5. The purchase price for the shares is the sole substantial criterion to be evaluated.
6. In the event that two or more tenderers obtain the same score, the winning tenderer will be chosen as specified in section III of the Additional Information [...], referred to in section II(2) hereof.
V. MAXIMUM TENDER VALIDITY PERIOD
Submitted offers shall be binding for the tenderers until an agreement is signed with the highest tenderer, however not longer than 180 days from the expiry of the final date for submitting offers.
VI. DEADLINE FOR NOTIFYING TENDERERS OF TENDER RESULTS
The tenderers will be immediately notified of the tender results in writing.
VII. REFUND OF TENDER SECURITY
Upon selecting the winning offer, the tender security paid by the winning tenderer will be credited towards the purchase price for Company(-ies) shares. Tender securities paid by the remaining tenderers will be immediately returned in accordance with applicable regulations. Should the tenderer decide to withdraw after expiry of the offer submission date, or evade from concluding the Share Purchase Agreement for Company(-ies) shares, then the security paid by such tenderer will not be refunded.
VIII. DATE OF CONCLUDING SHARE PURCHASE AGREEMENT
1. The agreement to purchase Company(-ies) shares will be concluded with the winning tenderer within 60 days from the date of notifying such winning tenderer of tender results. However, if the winning tenderer is obliged to obtain a Decision of the President of the Office of Competition and Consumer Protection (UOKiK) on the absence of impediments to the intended merger of companies or a Decision of the Minister of Internal Affairs and Administration authorising the purchase of Company(-ies) shares, the Share Purchase Agreement will be concluded within 60 days after the Seller has been notified by the tenderer in writing that the above mentioned consent(s) was/were obtained.
2. If the winning tenderer avoids the Share Purchase Agreement, then the Seller may, without re‑evaluation, select the second-best out of the remaining offers.
IX. COMPANIES WHOSE SHARES ARE THE SUBJECT OF THE TENDER PROCEDURE
“SUPON” – Łódź sp. z o.o.
Adres: ul. Świętego Jerzego 8, 91-072 Łódź, tel. 042 633 77 18, fax 042 639 88 26.
SUPON sp. z o.o.
Adres: ul.
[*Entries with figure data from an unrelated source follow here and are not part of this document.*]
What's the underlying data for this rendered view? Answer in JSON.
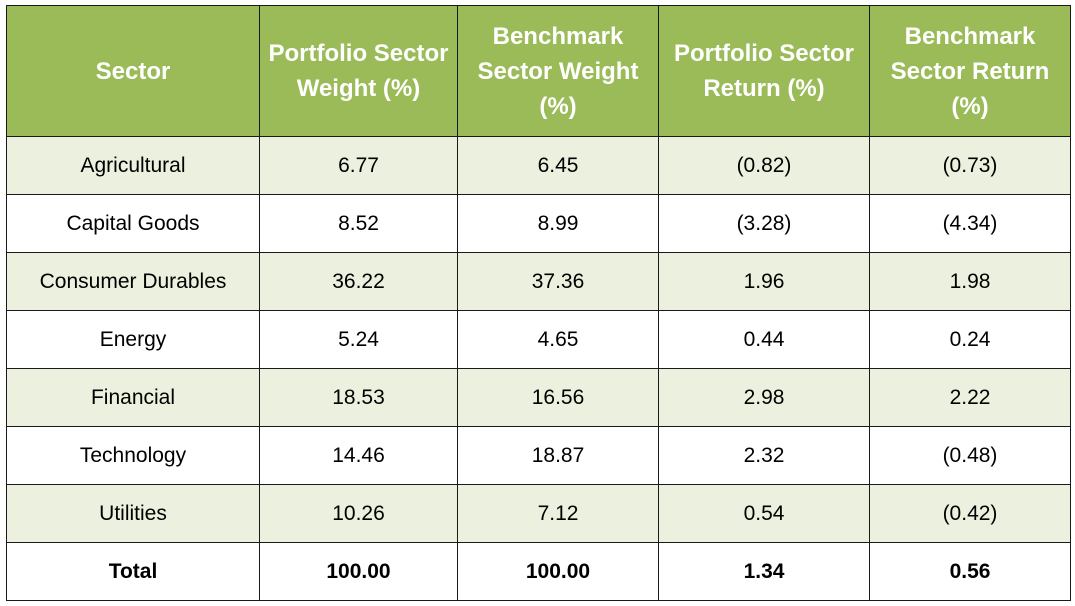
{
  "table": {
    "headers": [
      "Sector",
      "Portfolio Sector Weight (%)",
      "Benchmark Sector Weight (%)",
      "Portfolio Sector Return (%)",
      "Benchmark Sector Return (%)"
    ],
    "rows": [
      [
        "Agricultural",
        "6.77",
        "6.45",
        "(0.82)",
        "(0.73)"
      ],
      [
        "Capital Goods",
        "8.52",
        "8.99",
        "(3.28)",
        "(4.34)"
      ],
      [
        "Consumer Durables",
        "36.22",
        "37.36",
        "1.96",
        "1.98"
      ],
      [
        "Energy",
        "5.24",
        "4.65",
        "0.44",
        "0.24"
      ],
      [
        "Financial",
        "18.53",
        "16.56",
        "2.98",
        "2.22"
      ],
      [
        "Technology",
        "14.46",
        "18.87",
        "2.32",
        "(0.48)"
      ],
      [
        "Utilities",
        "10.26",
        "7.12",
        "0.54",
        "(0.42)"
      ]
    ],
    "total": [
      "Total",
      "100.00",
      "100.00",
      "1.34",
      "0.56"
    ]
  },
  "colors": {
    "header_bg": "#9bbb59",
    "header_text": "#ffffff",
    "shaded_row_bg": "#ebf1de",
    "plain_row_bg": "#ffffff"
  }
}
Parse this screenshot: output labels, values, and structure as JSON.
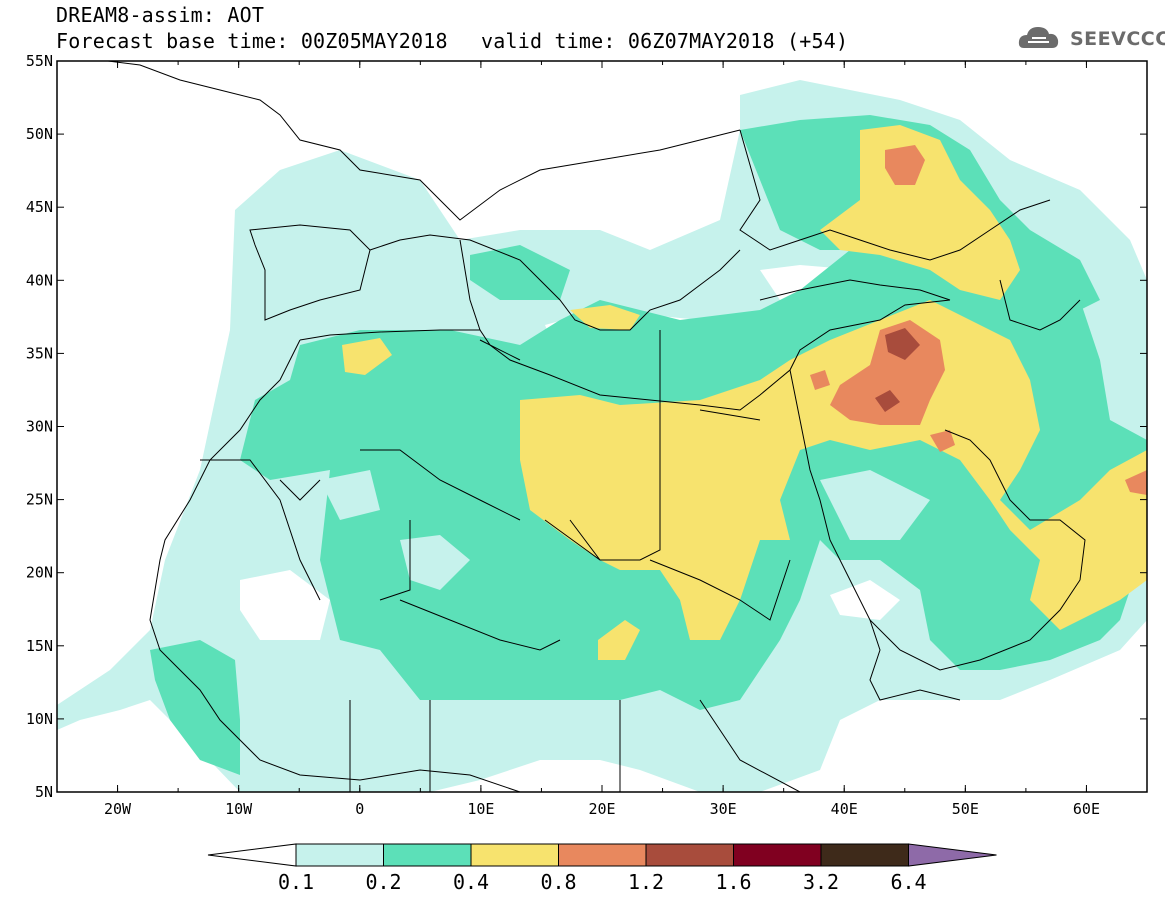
{
  "header": {
    "line1": "DREAM8-assim: AOT",
    "base_time": "Forecast base time: 00Z05MAY2018",
    "valid_time": "valid time: 06Z07MAY2018 (+54)"
  },
  "logo": {
    "text": "SEEVCCC",
    "icon": "cloud-icon",
    "color": "#6b6b6b"
  },
  "map": {
    "lon_range": [
      -25,
      65
    ],
    "lat_range": [
      5,
      55
    ],
    "lon_ticks": [
      "20W",
      "10W",
      "0",
      "10E",
      "20E",
      "30E",
      "40E",
      "50E",
      "60E"
    ],
    "lat_ticks": [
      "55N",
      "50N",
      "45N",
      "40N",
      "35N",
      "30N",
      "25N",
      "20N",
      "15N",
      "10N",
      "5N"
    ]
  },
  "colorbar": {
    "labels": [
      "0.1",
      "0.2",
      "0.4",
      "0.8",
      "1.2",
      "1.6",
      "3.2",
      "6.4"
    ],
    "colors": [
      "#c6f2ec",
      "#5ce0b8",
      "#f7e36e",
      "#e8885e",
      "#a84c3c",
      "#800020",
      "#3e2a1a",
      "#8e6aa8"
    ],
    "under_color": "#ffffff"
  }
}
Kołobrzeska 38, 10-434 Olsztyn, tel. 089 533 27 71, fax 089 533 13 00.
“SUPON” w Katowicach sp. z o.o.
Adres: ul. Wiosny Ludów 91, 40-373 Katowice, tel. 032 783 41 00, fax 032 256 96 13.
The Companies conduct commercial, service and training activities in the scope of workplace safety and fire protection.
X. TERMS AND CONDITIONS REGARDING THE NUMBER OF PURCHASED SHARES AND THE MINIMUM PRICE FOR A SINGLE SHARE
1. Number of shares:
a) “SUPON” - Łódź sp. z o.o. with registered office in Łódź.
The share purchase offer shall concern 7,820 (say: seven thousand eight hundred and twenty) shares, of a nominal value of PLN 50 (say: fifty zloty) each, constituting 85% of the share capital of the Company.
b) SUPON sp. z o.o. with registered office in Olsztyn.
The share purchase offer shall concern 4,505 (say: four thousand five hundred and five) shares, of a nominal value of PLN 50 (say: fifty zloty) each, constituting 85% of the share capital of the Company.
c) “SUPON” w Katowicach sp. z o.o. with registered office in Katowice.
The share purchase offer shall concern 23,800 (say: twenty-three thousand eight hundred) shares, of a nominal value of PLN 50 (say: fifty zloty) each, constituting 85% of the share capital of the Company.
2. Minimum price for a single share:
a) “SUPON” - Łódź sp. z o.o. with registered office in Łódź.
The minimum single share price shall be PLN 34 (say: thirty-four).
b) SUPON sp. z o.o. with registered office in Olsztyn.
The minimum single share price shall be PLN 71 (say: seventy-one).
c) “SUPON” w Katowicach sp. z o.o. with registered office in Katowice.
The minimum single share price shall be PLN 138 (say: one hundred and thirty-eight).
XI. ADDITIONAL INFORMATION
1. This Invitation concerns each of the Companies individually.
2. The Seller shall have the right to:
a) cancel the Tender,
b) extend the deadline for submitting offers.
3. Rejected will be the offers which:
a) are submitted after the stipulated deadline,
b) do not comply with the terms specified herein.